Epidemiological studies suggest that consumption of lutein-rich foods may be of benefit in promoting cognitive health. Among the carotenoids, lutein and it isomer, zeaxanthin, are the only 2 that cross the blood-retina barrier to form macular pigment (MP) in the retina. Lutein also preferentially accumulates in the human brain across multiple life stages. Lutein concentrations in the retina of both human and nonhuman primates are significantly correlated with their levels in matched brain tissues, allowing for the use of MP density, which can be measured noninvasively in humans, as a biomarker of lutein in the brain. This has important implications for intervention studies involving lutein given that MP density, such as brain lutein, has been reported to be significantly related to cognitive function in adults. Although less is known about infants, cross-sectional studies have shown that breast milk lutein content enriches lutein in brain tissue and is related to infant recognition memory scores. Intervention studies in adults indicate that lutein may positively affect cognitive performance, and this effect may be influenced by the omega-3 fatty acid, docosahexaenoic acid. Although lutein is not an essential nutrient, efforts may be warranted to establish age-specific recommended intakes for this dietary bioactive for promotion of cognitive health.
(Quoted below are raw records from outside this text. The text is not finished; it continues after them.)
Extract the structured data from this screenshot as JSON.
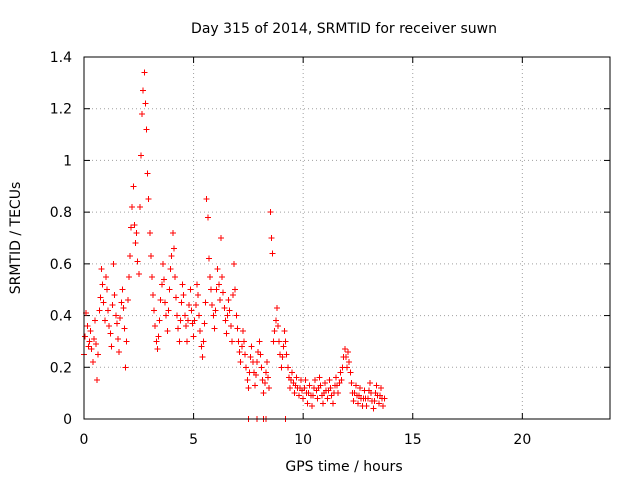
{
  "chart_data": {
    "type": "scatter",
    "title": "Day 315 of 2014, SRMTID for receiver suwn",
    "xlabel": "GPS time / hours",
    "ylabel": "SRMTID / TECUs",
    "xlim": [
      0,
      24
    ],
    "ylim": [
      0,
      1.4
    ],
    "x_ticks": [
      0,
      5,
      10,
      15,
      20
    ],
    "x_tick_labels": [
      "0",
      "5",
      "10",
      "15",
      "20"
    ],
    "y_ticks": [
      0,
      0.2,
      0.4,
      0.6,
      0.8,
      1.0,
      1.2,
      1.4
    ],
    "y_tick_labels": [
      "0",
      "0.2",
      "0.4",
      "0.6",
      "0.8",
      "1",
      "1.2",
      "1.4"
    ],
    "grid": true,
    "marker": "+",
    "color": "#ff0000",
    "series": [
      {
        "name": "SRMTID",
        "points": [
          [
            0.0,
            0.25
          ],
          [
            0.05,
            0.32
          ],
          [
            0.1,
            0.41
          ],
          [
            0.15,
            0.36
          ],
          [
            0.2,
            0.28
          ],
          [
            0.25,
            0.3
          ],
          [
            0.3,
            0.34
          ],
          [
            0.35,
            0.27
          ],
          [
            0.4,
            0.22
          ],
          [
            0.45,
            0.31
          ],
          [
            0.5,
            0.38
          ],
          [
            0.55,
            0.29
          ],
          [
            0.6,
            0.15
          ],
          [
            0.65,
            0.25
          ],
          [
            0.7,
            0.42
          ],
          [
            0.75,
            0.47
          ],
          [
            0.8,
            0.58
          ],
          [
            0.85,
            0.52
          ],
          [
            0.9,
            0.45
          ],
          [
            0.95,
            0.38
          ],
          [
            1.0,
            0.55
          ],
          [
            1.05,
            0.5
          ],
          [
            1.1,
            0.42
          ],
          [
            1.15,
            0.36
          ],
          [
            1.2,
            0.33
          ],
          [
            1.25,
            0.28
          ],
          [
            1.3,
            0.44
          ],
          [
            1.35,
            0.6
          ],
          [
            1.4,
            0.48
          ],
          [
            1.45,
            0.4
          ],
          [
            1.5,
            0.37
          ],
          [
            1.55,
            0.31
          ],
          [
            1.6,
            0.26
          ],
          [
            1.65,
            0.39
          ],
          [
            1.7,
            0.45
          ],
          [
            1.75,
            0.5
          ],
          [
            1.8,
            0.43
          ],
          [
            1.85,
            0.35
          ],
          [
            1.9,
            0.2
          ],
          [
            1.95,
            0.3
          ],
          [
            2.0,
            0.46
          ],
          [
            2.05,
            0.55
          ],
          [
            2.1,
            0.63
          ],
          [
            2.15,
            0.74
          ],
          [
            2.2,
            0.82
          ],
          [
            2.25,
            0.9
          ],
          [
            2.3,
            0.75
          ],
          [
            2.35,
            0.68
          ],
          [
            2.4,
            0.72
          ],
          [
            2.45,
            0.61
          ],
          [
            2.5,
            0.56
          ],
          [
            2.55,
            0.82
          ],
          [
            2.6,
            1.02
          ],
          [
            2.65,
            1.18
          ],
          [
            2.7,
            1.27
          ],
          [
            2.75,
            1.34
          ],
          [
            2.8,
            1.22
          ],
          [
            2.85,
            1.12
          ],
          [
            2.9,
            0.95
          ],
          [
            2.95,
            0.85
          ],
          [
            3.0,
            0.72
          ],
          [
            3.05,
            0.63
          ],
          [
            3.1,
            0.55
          ],
          [
            3.15,
            0.48
          ],
          [
            3.2,
            0.42
          ],
          [
            3.25,
            0.36
          ],
          [
            3.3,
            0.3
          ],
          [
            3.35,
            0.27
          ],
          [
            3.4,
            0.32
          ],
          [
            3.45,
            0.38
          ],
          [
            3.5,
            0.46
          ],
          [
            3.55,
            0.52
          ],
          [
            3.6,
            0.6
          ],
          [
            3.65,
            0.54
          ],
          [
            3.7,
            0.45
          ],
          [
            3.75,
            0.4
          ],
          [
            3.8,
            0.34
          ],
          [
            3.85,
            0.42
          ],
          [
            3.9,
            0.5
          ],
          [
            3.95,
            0.58
          ],
          [
            4.0,
            0.63
          ],
          [
            4.05,
            0.72
          ],
          [
            4.1,
            0.66
          ],
          [
            4.15,
            0.55
          ],
          [
            4.2,
            0.47
          ],
          [
            4.25,
            0.4
          ],
          [
            4.3,
            0.35
          ],
          [
            4.35,
            0.3
          ],
          [
            4.4,
            0.38
          ],
          [
            4.45,
            0.45
          ],
          [
            4.5,
            0.52
          ],
          [
            4.55,
            0.48
          ],
          [
            4.6,
            0.4
          ],
          [
            4.65,
            0.36
          ],
          [
            4.7,
            0.3
          ],
          [
            4.75,
            0.38
          ],
          [
            4.8,
            0.44
          ],
          [
            4.85,
            0.5
          ],
          [
            4.9,
            0.42
          ],
          [
            4.95,
            0.37
          ],
          [
            5.0,
            0.32
          ],
          [
            5.05,
            0.38
          ],
          [
            5.1,
            0.44
          ],
          [
            5.15,
            0.52
          ],
          [
            5.2,
            0.48
          ],
          [
            5.25,
            0.4
          ],
          [
            5.3,
            0.34
          ],
          [
            5.35,
            0.28
          ],
          [
            5.4,
            0.24
          ],
          [
            5.45,
            0.3
          ],
          [
            5.5,
            0.37
          ],
          [
            5.55,
            0.45
          ],
          [
            5.6,
            0.85
          ],
          [
            5.65,
            0.78
          ],
          [
            5.7,
            0.62
          ],
          [
            5.75,
            0.55
          ],
          [
            5.8,
            0.5
          ],
          [
            5.85,
            0.44
          ],
          [
            5.9,
            0.4
          ],
          [
            5.95,
            0.35
          ],
          [
            6.0,
            0.42
          ],
          [
            6.05,
            0.5
          ],
          [
            6.1,
            0.58
          ],
          [
            6.15,
            0.52
          ],
          [
            6.2,
            0.46
          ],
          [
            6.25,
            0.7
          ],
          [
            6.3,
            0.55
          ],
          [
            6.35,
            0.49
          ],
          [
            6.4,
            0.43
          ],
          [
            6.45,
            0.38
          ],
          [
            6.5,
            0.33
          ],
          [
            6.55,
            0.4
          ],
          [
            6.6,
            0.46
          ],
          [
            6.65,
            0.42
          ],
          [
            6.7,
            0.36
          ],
          [
            6.75,
            0.3
          ],
          [
            6.8,
            0.48
          ],
          [
            6.85,
            0.6
          ],
          [
            6.9,
            0.5
          ],
          [
            6.95,
            0.4
          ],
          [
            7.0,
            0.35
          ],
          [
            7.05,
            0.3
          ],
          [
            7.1,
            0.26
          ],
          [
            7.15,
            0.22
          ],
          [
            7.2,
            0.28
          ],
          [
            7.25,
            0.34
          ],
          [
            7.3,
            0.3
          ],
          [
            7.35,
            0.25
          ],
          [
            7.4,
            0.2
          ],
          [
            7.45,
            0.15
          ],
          [
            7.5,
            0.12
          ],
          [
            7.55,
            0.18
          ],
          [
            7.6,
            0.24
          ],
          [
            7.65,
            0.28
          ],
          [
            7.7,
            0.22
          ],
          [
            7.75,
            0.18
          ],
          [
            7.8,
            0.13
          ],
          [
            7.85,
            0.17
          ],
          [
            7.9,
            0.22
          ],
          [
            7.95,
            0.26
          ],
          [
            8.0,
            0.3
          ],
          [
            8.05,
            0.25
          ],
          [
            8.1,
            0.2
          ],
          [
            8.15,
            0.15
          ],
          [
            8.2,
            0.1
          ],
          [
            8.25,
            0.14
          ],
          [
            8.3,
            0.18
          ],
          [
            8.35,
            0.22
          ],
          [
            8.4,
            0.16
          ],
          [
            8.45,
            0.12
          ],
          [
            8.5,
            0.8
          ],
          [
            8.55,
            0.7
          ],
          [
            8.6,
            0.64
          ],
          [
            8.65,
            0.3
          ],
          [
            8.7,
            0.34
          ],
          [
            8.75,
            0.38
          ],
          [
            8.8,
            0.43
          ],
          [
            8.85,
            0.36
          ],
          [
            8.9,
            0.3
          ],
          [
            8.95,
            0.25
          ],
          [
            9.0,
            0.2
          ],
          [
            9.05,
            0.24
          ],
          [
            9.1,
            0.28
          ],
          [
            9.15,
            0.34
          ],
          [
            9.2,
            0.3
          ],
          [
            9.25,
            0.25
          ],
          [
            9.3,
            0.2
          ],
          [
            9.35,
            0.16
          ],
          [
            9.4,
            0.12
          ],
          [
            9.45,
            0.15
          ],
          [
            9.5,
            0.18
          ],
          [
            9.55,
            0.14
          ],
          [
            9.6,
            0.1
          ],
          [
            9.65,
            0.13
          ],
          [
            9.7,
            0.16
          ],
          [
            9.75,
            0.12
          ],
          [
            9.8,
            0.09
          ],
          [
            9.85,
            0.12
          ],
          [
            9.9,
            0.15
          ],
          [
            9.95,
            0.11
          ],
          [
            10.0,
            0.08
          ],
          [
            10.05,
            0.12
          ],
          [
            10.1,
            0.15
          ],
          [
            10.15,
            0.1
          ],
          [
            10.2,
            0.06
          ],
          [
            10.25,
            0.1
          ],
          [
            10.3,
            0.13
          ],
          [
            10.35,
            0.09
          ],
          [
            10.4,
            0.05
          ],
          [
            10.45,
            0.09
          ],
          [
            10.5,
            0.12
          ],
          [
            10.55,
            0.15
          ],
          [
            10.6,
            0.11
          ],
          [
            10.65,
            0.08
          ],
          [
            10.7,
            0.12
          ],
          [
            10.75,
            0.16
          ],
          [
            10.8,
            0.13
          ],
          [
            10.85,
            0.09
          ],
          [
            10.9,
            0.06
          ],
          [
            10.95,
            0.1
          ],
          [
            11.0,
            0.14
          ],
          [
            11.05,
            0.11
          ],
          [
            11.1,
            0.08
          ],
          [
            11.15,
            0.11
          ],
          [
            11.2,
            0.15
          ],
          [
            11.25,
            0.12
          ],
          [
            11.3,
            0.09
          ],
          [
            11.35,
            0.06
          ],
          [
            11.4,
            0.1
          ],
          [
            11.45,
            0.13
          ],
          [
            11.5,
            0.16
          ],
          [
            11.55,
            0.13
          ],
          [
            11.6,
            0.1
          ],
          [
            11.65,
            0.14
          ],
          [
            11.7,
            0.18
          ],
          [
            11.75,
            0.15
          ],
          [
            11.8,
            0.2
          ],
          [
            11.85,
            0.24
          ],
          [
            11.9,
            0.27
          ],
          [
            11.95,
            0.24
          ],
          [
            12.0,
            0.2
          ],
          [
            12.05,
            0.26
          ],
          [
            12.1,
            0.22
          ],
          [
            12.15,
            0.18
          ],
          [
            12.2,
            0.14
          ],
          [
            12.25,
            0.1
          ],
          [
            12.3,
            0.07
          ],
          [
            12.35,
            0.1
          ],
          [
            12.4,
            0.13
          ],
          [
            12.45,
            0.09
          ],
          [
            12.5,
            0.06
          ],
          [
            12.55,
            0.09
          ],
          [
            12.6,
            0.12
          ],
          [
            12.65,
            0.08
          ],
          [
            12.7,
            0.05
          ],
          [
            12.75,
            0.08
          ],
          [
            12.8,
            0.11
          ],
          [
            12.85,
            0.08
          ],
          [
            12.9,
            0.05
          ],
          [
            12.95,
            0.08
          ],
          [
            13.0,
            0.11
          ],
          [
            13.05,
            0.14
          ],
          [
            13.1,
            0.1
          ],
          [
            13.15,
            0.07
          ],
          [
            13.2,
            0.04
          ],
          [
            13.25,
            0.07
          ],
          [
            13.3,
            0.1
          ],
          [
            13.35,
            0.13
          ],
          [
            13.4,
            0.09
          ],
          [
            13.45,
            0.06
          ],
          [
            13.5,
            0.09
          ],
          [
            13.55,
            0.12
          ],
          [
            13.6,
            0.08
          ],
          [
            13.65,
            0.05
          ],
          [
            13.7,
            0.08
          ],
          [
            7.5,
            0.0
          ],
          [
            7.9,
            0.0
          ],
          [
            8.2,
            0.0
          ],
          [
            8.3,
            0.0
          ],
          [
            9.2,
            0.0
          ]
        ]
      }
    ]
  }
}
The Subcellular Distribution of Alpha-Tocopherol in the Adult Primate Brain and Its Relationship with Membrane Arachidonic Acid and Its Oxidation Products

The relationship between α-tocopherol, a known antioxidant, and polyunsaturated fatty acid (PUFA) oxidation, has not been directly investigated in the primate brain. This study characterized the membrane distribution of α-tocopherol in brain regions and investigated the association between membrane α-tocopherol and PUFA content, as well as brain PUFA oxidation products. Nuclear, myelin, mitochondrial, and neuronal membranes were isolated using a density gradient from the prefrontal cortex (PFC), cerebellum (CER), striatum (ST), and hippocampus (HC) of adult rhesus monkeys (n = 9), fed a stock diet containing vitamin E (α-, γ-tocopherol intake: ~0.7 µmol/kg body weight/day, ~5 µmol/kg body weight/day, respectively). α-tocopherol, PUFAs, and PUFA oxidation products were measured using high performance liquid chromatography (HPLC), gas chromatography (GC) and liquid chromatography-gas chromatography/mass spectrometry (LC-GC/MS) respectively. α-Tocopherol (ng/mg protein) was highest in nuclear membranes (p < 0.05) for all regions except HC. In PFC and ST, arachidonic acid (AA, µg/mg protein) had a similar membrane distribution to α-tocopherol. Total α-tocopherol concentrations were inversely associated with AA oxidation products (isoprostanes) (p < 0.05), but not docosahexaenoic acid oxidation products (neuroprostanes). This study reports novel data on α-tocopherol accumulation in primate brain regions and membranes and provides evidence that α-tocopherol and AA are similarly distributed in PFC and ST membranes, which may reflect a protective effect of α-tocopherol against AA oxidation.